If leaders are not careful they will let the urgent drown out the important.
Josh Spector tweeted some questions to ask yourself in regard to your calendar. He called it a calendar audit.
1. What is filling up your calendar?
2. How much is your calendar driven by you? How much by others?
3. How much unscheduled time is on your calendar?
4. What are you doing with that unscheduled time?
5. What meetings on your calendar can be replaced with an email?
6. Do you have reoccurring meetings on your calendar?
7. Should any of those be cut back?
Leaders are not paid to do work per se, but to give vision and direction, solve/avoid problems, inspire others, build culture, and lead & develop people.

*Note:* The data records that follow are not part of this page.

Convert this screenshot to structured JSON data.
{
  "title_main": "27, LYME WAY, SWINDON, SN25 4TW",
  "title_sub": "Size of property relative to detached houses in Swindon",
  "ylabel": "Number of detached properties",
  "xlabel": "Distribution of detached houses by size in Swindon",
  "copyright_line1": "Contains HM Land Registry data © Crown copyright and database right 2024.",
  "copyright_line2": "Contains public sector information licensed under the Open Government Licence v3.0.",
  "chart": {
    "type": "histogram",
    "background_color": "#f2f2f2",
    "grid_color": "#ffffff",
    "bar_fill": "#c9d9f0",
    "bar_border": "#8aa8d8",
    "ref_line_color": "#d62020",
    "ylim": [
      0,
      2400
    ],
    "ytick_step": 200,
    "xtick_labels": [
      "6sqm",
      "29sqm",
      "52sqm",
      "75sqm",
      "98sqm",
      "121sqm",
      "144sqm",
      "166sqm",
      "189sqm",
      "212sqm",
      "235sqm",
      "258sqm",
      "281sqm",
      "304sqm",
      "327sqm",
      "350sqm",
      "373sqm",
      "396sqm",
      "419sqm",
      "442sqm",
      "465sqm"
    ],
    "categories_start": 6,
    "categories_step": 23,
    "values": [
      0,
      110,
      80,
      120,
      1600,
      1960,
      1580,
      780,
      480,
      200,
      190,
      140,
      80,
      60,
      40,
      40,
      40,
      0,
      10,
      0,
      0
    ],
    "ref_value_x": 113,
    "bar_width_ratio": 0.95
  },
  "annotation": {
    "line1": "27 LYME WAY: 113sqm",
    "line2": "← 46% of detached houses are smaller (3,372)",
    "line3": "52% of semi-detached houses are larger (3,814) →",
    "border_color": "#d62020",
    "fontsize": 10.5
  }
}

To do those things at a high level, leaders need space to think. Many times, our best and most productive thoughts and ideas come when we have margin in our days. If leaders are always ‘doing’, the ‘thinking’ often gets drowned out.
Create space to think about:
+ Where is your organization/program going?
+ If it is off course, how do you get it back on course?
+ If on course, how to continue that trajectory?
+ What do the people I am leading need?
+ How to navigate current issues?
+ How to avoid issues in the future?
+ What moves the needle the most in my program?